Butembo : installation d’un poste militaire à Virendi (Bourgmestre de Mususa)

Le Commissaire supérieur Lyombo Walobanga Augustin, bourgmestre de Mususa. Ph. Glodi Mirembe/RMBB

Le bourgmestre de Mususa annonce l’érection d’un poste des Forces armées de la République démocratique du Congo (FARDC) à Virendi, dans le quartier Ngingi en ville commerciale de Butembo. L’autorité communale s’est exprimée après l’assassinat de la secrétaire adjointe du “Kyaghanda ASBL Obughuma bw’aba Yira”, la soirée du samedi 26 avril 2025. 

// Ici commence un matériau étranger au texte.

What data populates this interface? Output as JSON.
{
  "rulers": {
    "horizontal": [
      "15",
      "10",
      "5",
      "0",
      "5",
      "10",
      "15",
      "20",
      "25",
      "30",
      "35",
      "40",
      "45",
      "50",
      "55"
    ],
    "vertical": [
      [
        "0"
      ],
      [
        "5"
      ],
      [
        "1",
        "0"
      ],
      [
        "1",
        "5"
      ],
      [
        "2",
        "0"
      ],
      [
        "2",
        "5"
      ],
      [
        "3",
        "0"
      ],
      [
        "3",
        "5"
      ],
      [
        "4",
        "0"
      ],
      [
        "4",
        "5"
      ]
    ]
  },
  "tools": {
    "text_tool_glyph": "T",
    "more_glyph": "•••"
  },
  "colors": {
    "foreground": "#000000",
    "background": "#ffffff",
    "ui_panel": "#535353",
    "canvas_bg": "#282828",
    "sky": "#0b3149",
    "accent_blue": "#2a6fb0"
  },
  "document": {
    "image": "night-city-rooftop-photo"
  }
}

Au cours d’un entretien avec la presse le mardi 29 avril, le Commissaire supérieur Lyombo Walobanga Augustin, bourgmestre de Mususa, a tout d’abord démontré que la sécurité est l’affaire de tous. Une façon pour lui d’appeler les chefs des quartiers, des cellules et de dix maisons à remonter les alertes en cas d’un mouvement suspect. Cela, en parfaite collaboration avec les habitants de leurs contrées. 

Pour lutter contre l’insécurité, précisément dans le quartier, dernier théâtre d’un assassinat, le bourgmestre de Mususa a rapporté l’installation d’un post des FARDC à Virendi.  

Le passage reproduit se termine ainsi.